By applying meaningful contextual information to digital evidence, credible, and factual evidence-based conclusions can be reached in a much quicker rate because the team is capable of answering the “who, where, what, when, why, how” questions with a higher level of confidence and assurance.

In 2013, Target retailers were the victims of a sophisticated cyber attack that lead to an eventual data breach where cyber criminals stole approximately 40 million credit cards, debit cards, and approximately 70 million personal records of customers (ie, name, address, e-mail, phone).

In a statement made by Target’s spokesperson, it was indicated that:

Like any large company, each week at Target there are a vast number of technical events that take place and are logged.

Krebs, 2014

Furthermore, the Target spokesperson stated that:

Through our investigation, we learned that after these criminals entered our network, a small amount of their activity was logged and surfaced to our team. That activity was evaluated and acted upon.

Harris and Perlroth, 2014

However, the Target spokesperson continued on to say that:

Based on their interpretation and evaluation of that activity, the team determined that it did not warrant immediate follow up… With the benefit of hindsight, we are investigating whether if different judgments had been made the outcome may have been different.

Finkle and Heavey, 2014

From the statements made by Target’s spokesperson, it is recognized that the company was well equipped with proper information security defenses that ultimately identified and alerted their security team of the ongoing attack. However, Target indicated that the ability of their security team to make an informed decision was due to the absence of context about the alert.

Unidentified Data Sources

Before a decision is made to include these data sources in the inventory matrix, organization must first determine the relevance and usefulness of the data during an investigation. When assessing additional data sources, the business scenarios aligned to the digital forensic readiness program must be used as the foundation for the final decision to include or exclude the data source.

If a decision is made to include the data source into the inventory matrix, the organization will need to start back at Phase #1: Preparation discussed previously to ensure that the action plan is followed and all prerequisite questions have been answered.
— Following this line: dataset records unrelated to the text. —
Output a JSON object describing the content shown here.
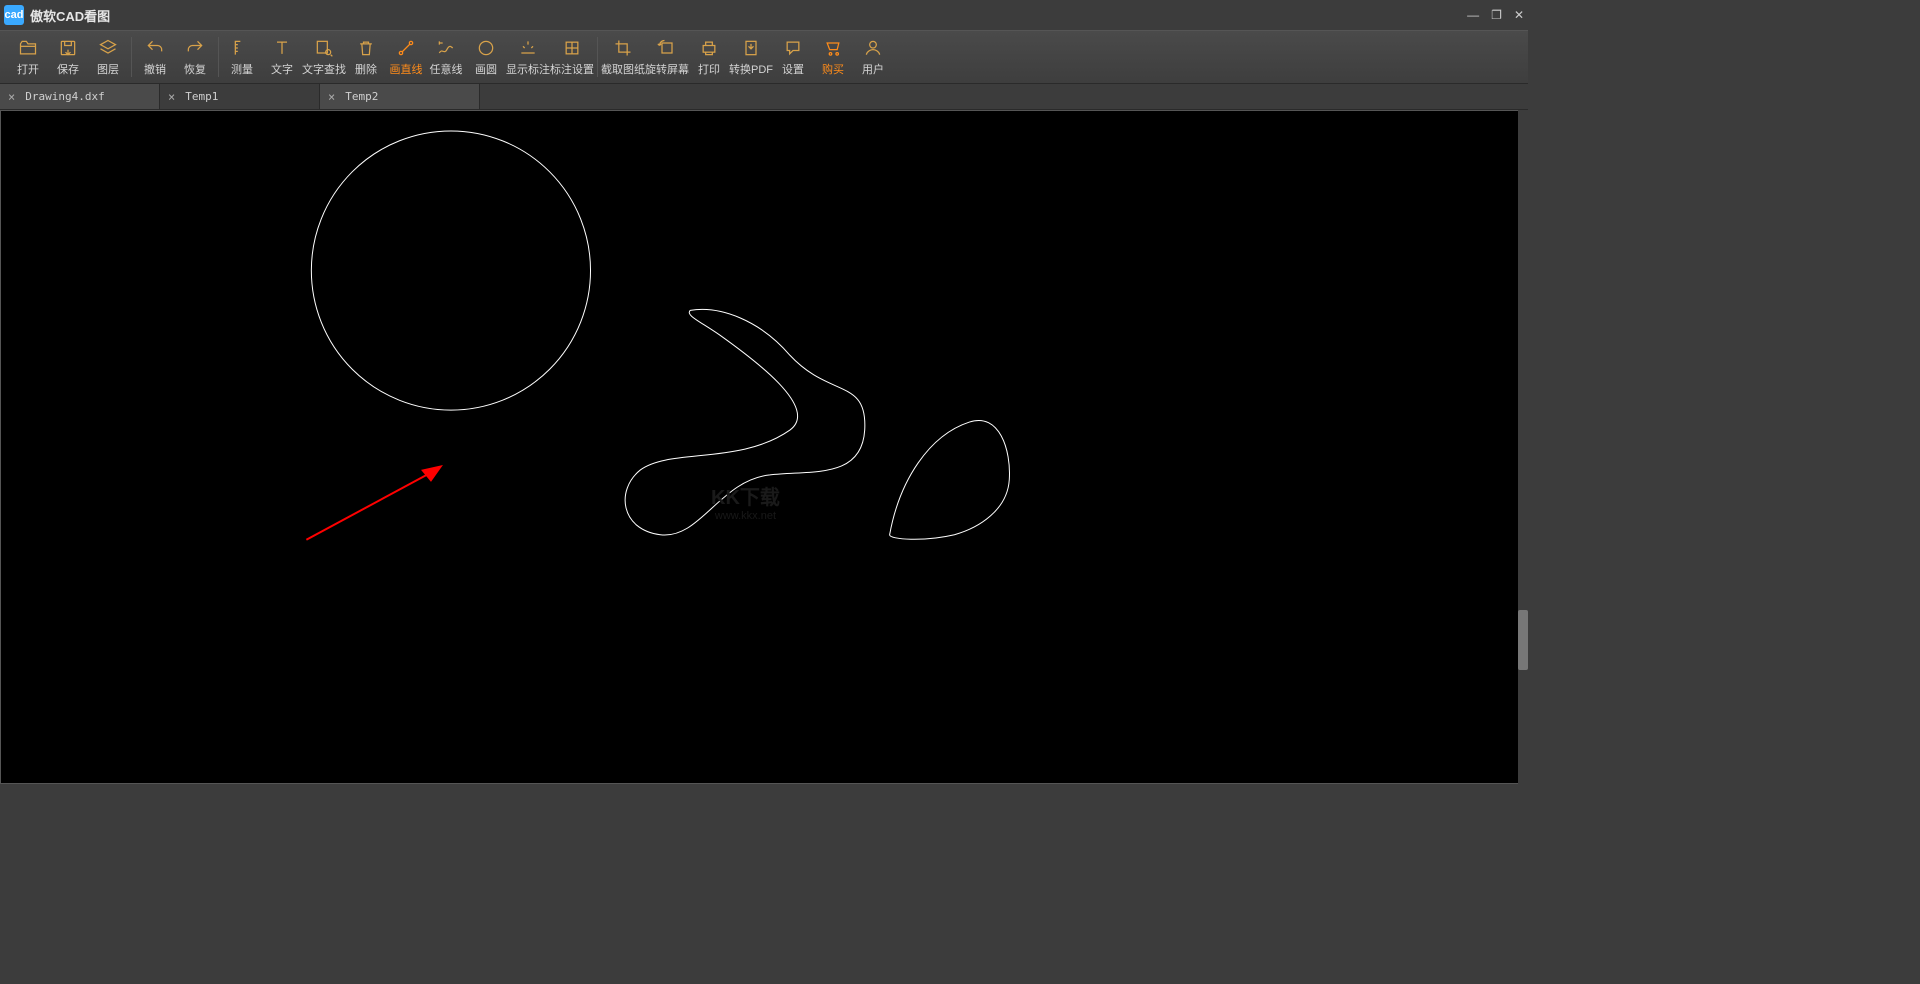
{
  "app": {
    "icon_text": "cad",
    "title": "傲软CAD看图"
  },
  "window_controls": {
    "minimize": "—",
    "restore": "❐",
    "close": "✕"
  },
  "toolbar": {
    "open": "打开",
    "save": "保存",
    "layer": "图层",
    "undo": "撤销",
    "redo": "恢复",
    "measure": "测量",
    "text": "文字",
    "text_search": "文字查找",
    "delete": "删除",
    "draw_line": "画直线",
    "any_line": "任意线",
    "circle": "画圆",
    "show_mark": "显示标注",
    "mark_settings": "标注设置",
    "crop": "截取图纸",
    "rotate": "旋转屏幕",
    "print": "打印",
    "to_pdf": "转换PDF",
    "settings": "设置",
    "buy": "购买",
    "user": "用户"
  },
  "tabs": [
    {
      "label": "Drawing4.dxf",
      "active": false
    },
    {
      "label": "Temp1",
      "active": true
    },
    {
      "label": "Temp2",
      "active": false
    }
  ],
  "watermark": {
    "main": "KK下载",
    "sub": "www.kkx.net"
  }
}
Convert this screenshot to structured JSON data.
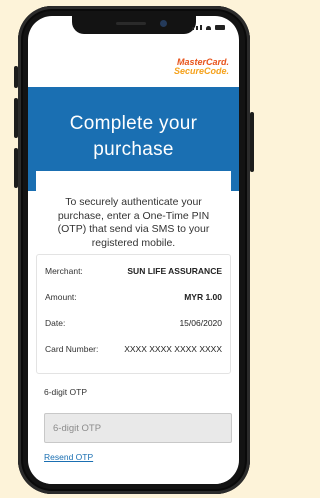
{
  "colors": {
    "background": "#fdf3d9",
    "primary": "#1a6fb2",
    "brand_orange": "#e8541c",
    "brand_yellow": "#f5a21c"
  },
  "logo": {
    "line1": "MasterCard.",
    "line2": "SecureCode."
  },
  "header": {
    "title": "Complete your purchase"
  },
  "intro": "To securely authenticate your purchase, enter a One-Time PIN (OTP) that send via SMS to your registered mobile.",
  "details": [
    {
      "label": "Merchant:",
      "value": "SUN LIFE ASSURANCE"
    },
    {
      "label": "Amount:",
      "value": "MYR 1.00"
    },
    {
      "label": "Date:",
      "value": "15/06/2020"
    },
    {
      "label": "Card Number:",
      "value": "XXXX XXXX XXXX XXXX"
    }
  ],
  "otp": {
    "label": "6-digit OTP",
    "placeholder": "6-digit OTP",
    "value": ""
  },
  "resend_label": "Resend OTP"
}
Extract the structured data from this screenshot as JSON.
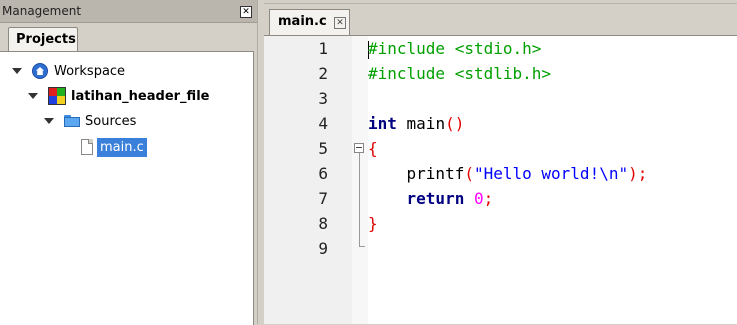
{
  "management": {
    "title": "Management",
    "close_glyph": "✕",
    "tab_label": "Projects",
    "tree": {
      "workspace": "Workspace",
      "project": "latihan_header_file",
      "folder": "Sources",
      "file": "main.c"
    }
  },
  "editor": {
    "tab_label": "main.c",
    "tab_close_glyph": "✕",
    "line_numbers": [
      "1",
      "2",
      "3",
      "4",
      "5",
      "6",
      "7",
      "8",
      "9"
    ],
    "lines": [
      [
        {
          "t": "#include <stdio.h>",
          "c": "pp"
        }
      ],
      [
        {
          "t": "#include <stdlib.h>",
          "c": "pp"
        }
      ],
      [],
      [
        {
          "t": "int",
          "c": "kw"
        },
        {
          "t": " main",
          "c": "tx"
        },
        {
          "t": "()",
          "c": "par"
        }
      ],
      [
        {
          "t": "{",
          "c": "par"
        }
      ],
      [
        {
          "t": "    printf",
          "c": "tx"
        },
        {
          "t": "(",
          "c": "par"
        },
        {
          "t": "\"Hello world!\\n\"",
          "c": "str"
        },
        {
          "t": ");",
          "c": "par"
        }
      ],
      [
        {
          "t": "    ",
          "c": "tx"
        },
        {
          "t": "return",
          "c": "kw"
        },
        {
          "t": " ",
          "c": "tx"
        },
        {
          "t": "0",
          "c": "num"
        },
        {
          "t": ";",
          "c": "par"
        }
      ],
      [
        {
          "t": "}",
          "c": "par"
        }
      ],
      []
    ]
  },
  "colors": {
    "selection": "#3a7fd9",
    "preprocessor": "#00a000",
    "keyword": "#000080",
    "operator": "#e00000",
    "string": "#0000ff",
    "number": "#ff00ff"
  },
  "icons": {
    "workspace": "workspace-icon",
    "project": "project-icon",
    "folder": "folder-icon",
    "file": "file-icon"
  }
}
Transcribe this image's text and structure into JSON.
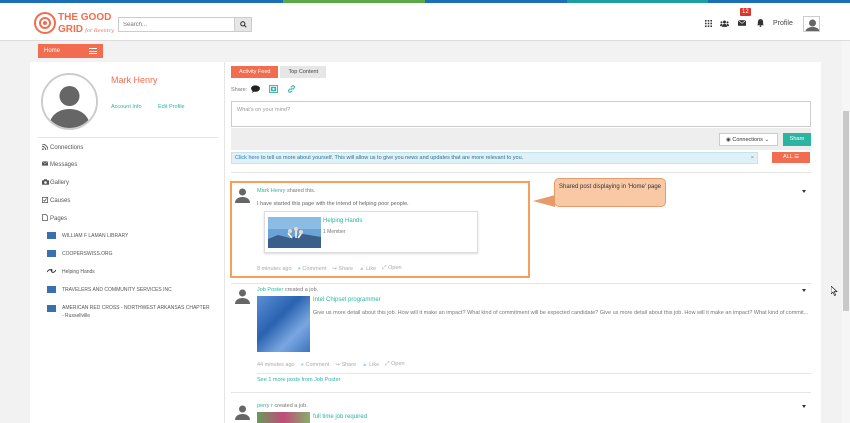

External Data Considerations

Retrieving digital evidence from data sources owned by the organization can be relatively straightforward. However, with the continuous growth in using CSP ⁷ there is a new level of complexity when it comes to gathering digital evidence from this type of data source.

For the most part, with these cloud environments, organizations do not have direct access to or ownership over the physical systems where their digital evidence can persist. This requires that in order to make sure that digital evidence will be readily available in an acceptable state (ie, integrity, authenticity), organizations need to ensure that a service agreement contract is established with the CSP where service-level objectives (SLO)⁸ for incident response are outlined.

Where a CSP has been contracted to manage and offer computing services, organizations must ensure that the service agreement between both parties includes terms and conditions specific to incident response and investigation support. Generally, the CSP must become an extension of the organization’s incident response team and ensure that they follow forensically sound processes to preserve digital evidence in their environment(s).

Organizations have to first obtain a reasonable level of assurance that the CSP will protect their data and respond within an acceptable SLO. The terms and conditions for how this assurance is achieved should be included as part of the services agreement established between both parties. Once the terms and conditions have been agreed by both parties, the roles and responsibilities of the CSP during an incident or investigation must be defined so that the organization knows who will be involved and what roles they will play.

Having established the terms and conditions specific to incident response and investigative support, it is essential that organizations involve the CSP when practicing their computer incident response program.